Archive for January, 2024

Small Things Like These, and Foster by Claire Keegan

January 25, 2024

[Tricia]

I first heard about Claire Keegan when someone in the Library’s Virtual Book Group recommended her writing – thank you Ken! Having now read two of her novellas Small Things Like These and Foster, I absolutely second Ken’s recommendation. Small Things Like These is set in an economically struggling small town in Ireland in the mid-1980s. Bill Furlong sells coal in town to support his wife and five daughters. Having grown up in difficult circumstances, he is grateful for his life and his family, but his hard-won sense of stability is challenged when he encounters a badly treated girl from the nearby Magdalene laundry. This spare, quiet book touches on a painful chapter of history in a powerful yet hopeful way.

Foster tells the story of a young Irish girl from a very poor family who is sent to live with some unknown distant relatives while her mother has another child. Her family’s circumstances are dire, and the girl (we never learn her name) has been neglected. But with this new couple she experiences the kind of attention and kindness that had been unavailable to her before. Told from the girl’s perspective, it is a lyrical, bittersweet story of a brief but transformative summer.

These are short, beautifully written novellas that focus on people living difficult lives, but highlight the power of empathy. I look forward to reading more from this author.

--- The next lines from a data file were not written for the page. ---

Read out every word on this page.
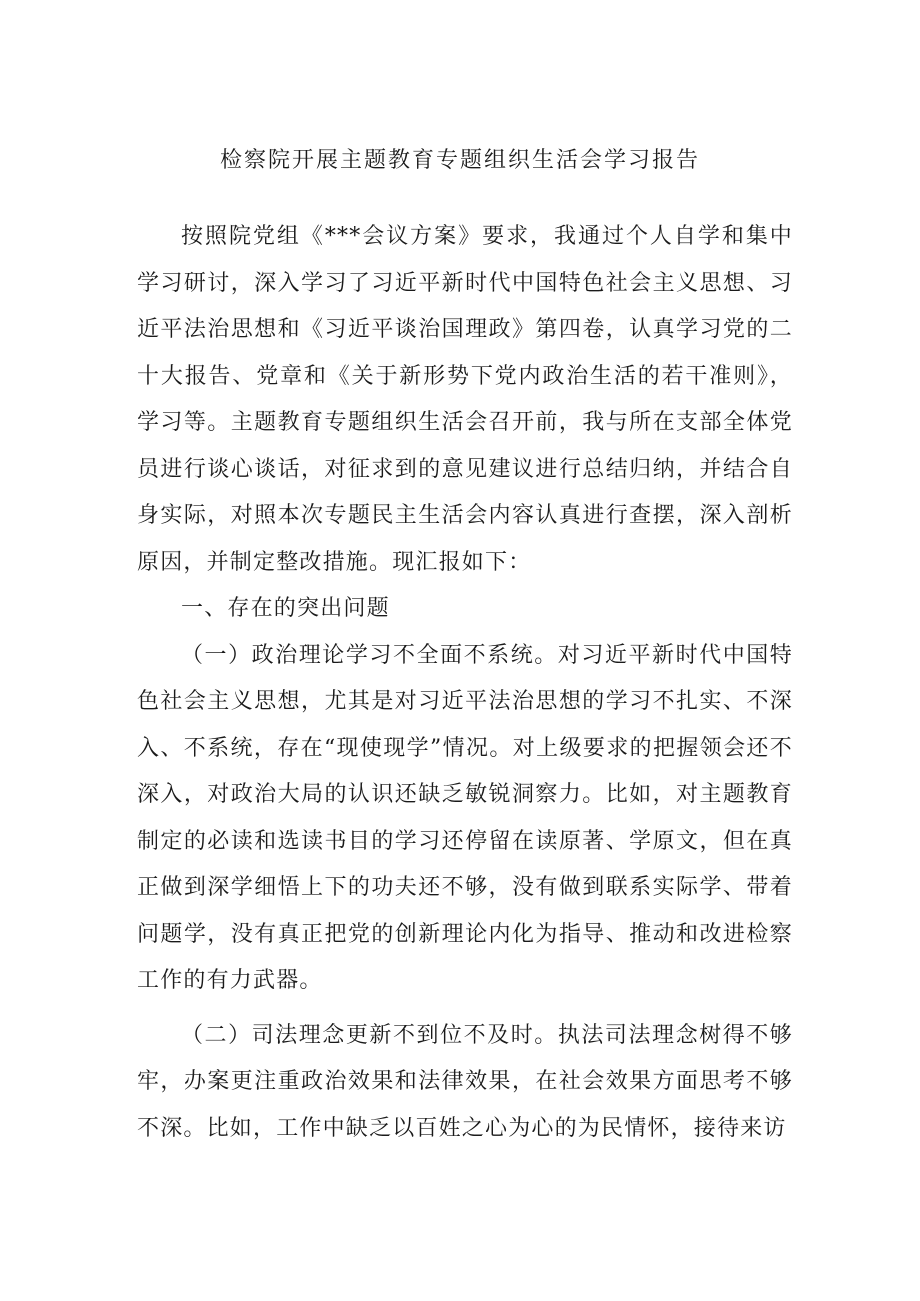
检察院开展主题教育专题组织生活会学习报告

按照院党组《***会议方案》要求，我通过个人自学和集中学习研讨，深入学习了习近平新时代中国特色社会主义思想、习近平法治思想和《习近平谈治国理政》第四卷，认真学习党的二十大报告、党章和《关于新形势下党内政治生活的若干准则》，学习等。主题教育专题组织生活会召开前，我与所在支部全体党员进行谈心谈话，对征求到的意见建议进行总结归纳，并结合自身实际，对照本次专题民主生活会内容认真进行查摆，深入剖析原因，并制定整改措施。现汇报如下：

一、存在的突出问题

（一）政治理论学习不全面不系统。对习近平新时代中国特色社会主义思想，尤其是对习近平法治思想的学习不扎实、不深入、不系统，存在“现使现学”情况。对上级要求的把握领会还不深入，对政治大局的认识还缺乏敏锐洞察力。比如，对主题教育制定的必读和选读书目的学习还停留在读原著、学原文，但在真正做到深学细悟上下的功夫还不够，没有做到联系实际学、带着问题学，没有真正把党的创新理论内化为指导、推动和改进检察工作的有力武器。

（二）司法理念更新不到位不及时。执法司法理念树得不够牢，办案更注重政治效果和法律效果，在社会效果方面思考不够不深。比如，工作中缺乏以百姓之心为心的为民情怀，接待来访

Medusa’s Sisters by Lauren J.A. Bear

January 5, 2024

[Tricia]

I love novels based on Greek mythology, from Madeline Miller’s beautiful novels The Song of Achilles and Circe, to the awesome middle grade series Percy Jackson and the Olympians. But an inescapable aspect of the world of Greek mythology is its cruelty and brutality, particularly when it comes to women, and Lauren J.A. Bear’s debut novel, Medusa’s Sisters, puts this aspect front and center. All I knew of Medusa before reading this book was the monstrous gorgon with snakes for hair whose eyes turn humans into stone. I should have known that there was more to her story. The children of ancient deities, Medusa and her sisters Stheno and Euryale struggle to find their place in the world. Neither Olympian nor human, the sisters look human, so they attempt to create a life for themselves in the human world. Medusa the youngest (and only mortal) of the triplets is young, curious, and full of life. Euryale is artistic, competitive, and complicated, and Stheno, the oldest of the triplets, is musical, protective, and loyal. The three sisters are a closely connected unit, despite the usual sibling rivalry. But their attempts at living a “normal” life in the human world are repeatedly thwarted and marred by tragedy as they become pawns in power struggles, both between mortals and between Olympians. We know the inevitable ending in which the sisters are turned into gorgons by Athena, and Medusa is killed by Perseus, but seeing how and why all of this comes to pass is both fascinating and painful. This is a story of sisterhood, survival, hope, and brutality that underscores the importance of who gets to tell your story. A lyrical, powerful, and sometimes brutal reclamation of the story of the gorgons.